My Mother: “She Didn't Just Save My Life…”

We're celebrating Mother's Day this year by honoring our own moms here at NBC10. The second story in our My Mother series is from NBC10's Vai Sikahema, whose mother has given him one remarkable life journey.

Our immigration to America was piecemeal. 

My parents came first. As a six year old, I was left with two younger siblings in Tonga with our maternal grandparents. Passage to America would come as it was afforded. For me it took a little more than a year. For my younger siblings, three-and-a-half full years passed before reuniting with us. 

In the year before I joined them, I never once heard my parents voice nor did they hear mine. Telephone service was non-existent in our village, much less electricity. The age of digital pictures and the internet didn't exist either. So for over a year, my mother couldn't see how much I had grown or how much I had changed. 

Our only communication was through letters, and the packages my mother would send filled with candy.

Well before my passage was secured, my mother sent a package that contained a homemade green Hawaiian shirt that she had lovingly sewn for me to wear on the trip. I learned later that she did it so she could easily identify me once we disembarked the plane. This was in the day when only a ladder was rolled up next to the plane. The door opened and you walked down the ladder and across the tarmac to the gate. She wanted to make sure I stood out in the crowd

The Hawaiian shirt came early enough that I wore it to the Immigration Office in Tonga for my passport photo. It was the first time I was ever photographed. I was 7 years old, wearing the green Hawaiian shirt my mother made for me.

As a father of four, I'm fully aware of my obligation to encourage and support my children's interests, even if I don't understand or appreciate a child's particular interest.

When I was a young boy, my father taught me how to fight. His dream became mine -- to be the heavyweight champion of the world.

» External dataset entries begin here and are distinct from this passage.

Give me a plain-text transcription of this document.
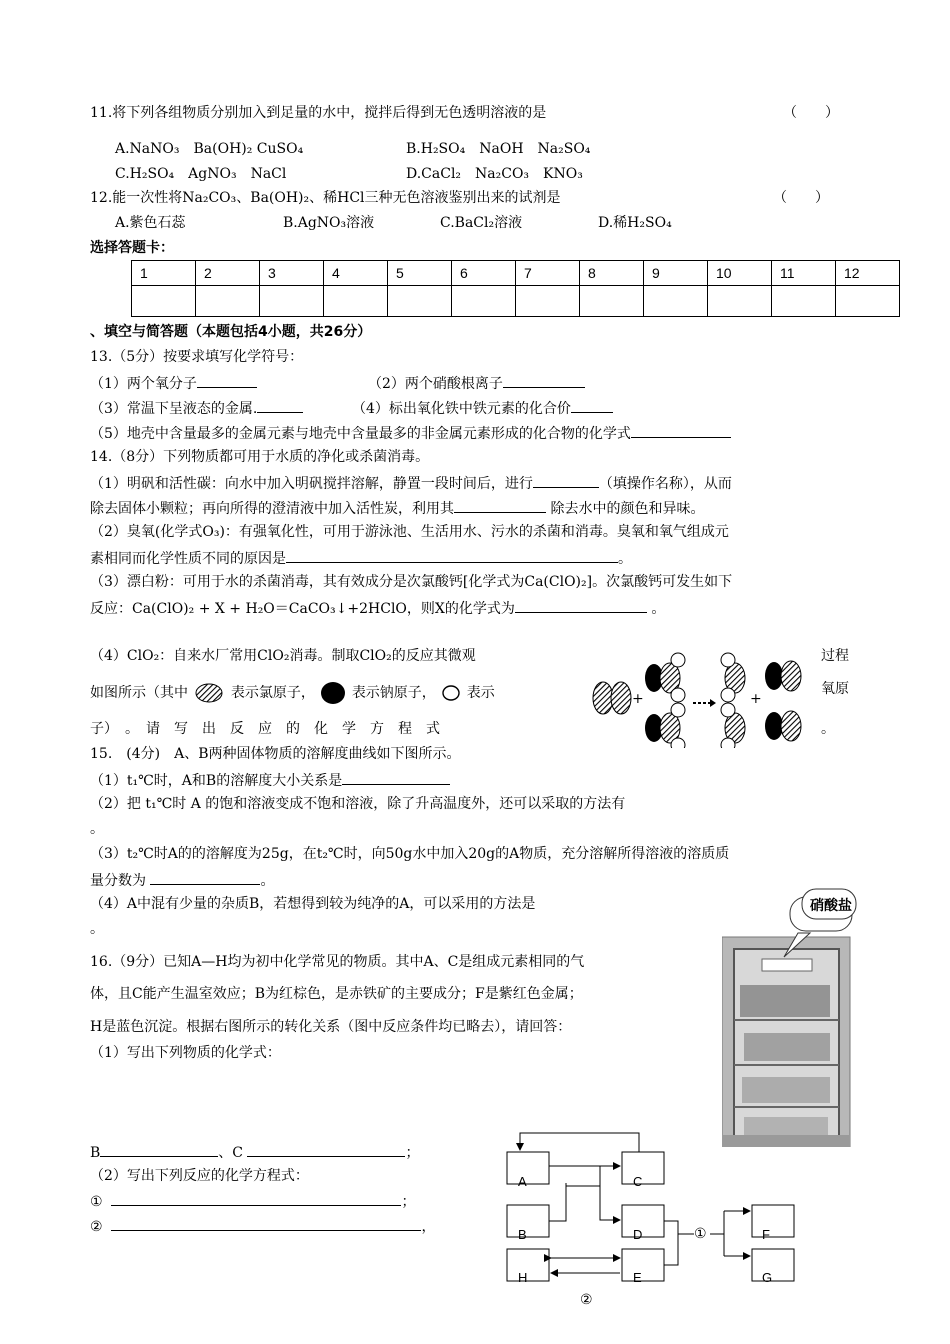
11.将下列各组物质分别加入到足量的水中，搅拌后得到无色透明溶液的是	（　　）
A.NaNO₃　Ba(OH)₂ CuSO₄	B.H₂SO₄　NaOH　Na₂SO₄
C.H₂SO₄　AgNO₃　NaCl	D.CaCl₂　Na₂CO₃　KNO₃
12.能一次性将Na₂CO₃、Ba(OH)₂、稀HCl三种无色溶液鉴别出来的试剂是	（　　）
A.紫色石蕊	B.AgNO₃溶液	C.BaCl₂溶液	D.稀H₂SO₄
选择答题卡：
1	2	3	4	5	6	7	8	9	10	11	12

、填空与简答题（本题包括4小题，共26分）
13.（5分）按要求填写化学符号：
（1）两个氧分子	（2）两个硝酸根离子
（3）常温下呈液态的金属.	（4）标出氧化铁中铁元素的化合价
（5）地壳中含量最多的金属元素与地壳中含量最多的非金属元素形成的化合物的化学式
14.（8分）下列物质都可用于水质的净化或杀菌消毒。
（1）明矾和活性碳：向水中加入明矾搅拌溶解，静置一段时间后，进行	（填操作名称），从而
除去固体小颗粒；再向所得的澄清液中加入活性炭，利用其	除去水中的颜色和异味。
（2）臭氧(化学式O₃)：有强氧化性，可用于游泳池、生活用水、污水的杀菌和消毒。臭氧和氧气组成元
素相同而化学性质不同的原因是	。
（3）漂白粉：可用于水的杀菌消毒，其有效成分是次氯酸钙[化学式为Ca(ClO)₂]。次氯酸钙可发生如下
反应：Ca(ClO)₂ + X + H₂O＝CaCO₃↓+2HClO，则X的化学式为	。
（4）ClO₂：自来水厂常用ClO₂消毒。制取ClO₂的反应其微观	过程
如图所示（其中	表示氯原子，	表示钠原子， 表示	氧原
子）　。　请　写　出　反　应　的　化　学　方　程　式	。
+	+
15.　(4分)　A、B两种固体物质的溶解度曲线如下图所示。
（1）t₁℃时，A和B的溶解度大小关系是
（2）把 t₁℃时 A 的饱和溶液变成不饱和溶液，除了升高温度外，还可以采取的方法有
。
（3）t₂℃时A的的溶解度为25g，在t₂℃时，向50g水中加入20g的A物质，充分溶解所得溶液的溶质质
量分数为	。
（4）A中混有少量的杂质B，若想得到较为纯净的A，可以采用的方法是
。
16.（9分）已知A—H均为初中化学常见的物质。其中A、C是组成元素相同的气
体，且C能产生温室效应；B为红棕色，是赤铁矿的主要成分；F是紫红色金属；
H是蓝色沉淀。根据右图所示的转化关系（图中反应条件均已略去），请回答：
（1）写出下列物质的化学式：
B	、C	；
（2）写出下列反应的化学方程式：
①	；
②	，
硝酸盐
A
B
H
C
D
E
F
G
①
②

My mother, however, didn't share our aspiration. She loathed fighting. But because she loved me, she traveled with us to dingy gyms and smoky dungeons where I fought in Golden Gloves tournaments.

Yet, she never once saw me fight. She would stay in the motel and pray.

And when I returned from my matches with my father, she would lovingly caress my sometimes-blackened eyes and silently weep.

Once I entered high school, she never openly discouraged boxing, but she strongly encouraged me to play football. She somehow learned that the top American colleges offered scholarships if you excelled at football. No one knows less or cares less about sports than my mother. Yet she rightly figured if I could excel in boxing, then surely, some of those same skills could be transferred to American football.

How she came to that conclusion is beyond me. Perhaps it's just a mother's protective instincts for her baby.

She didn't just save my life; she provided me with a life I could not have dreamed possible.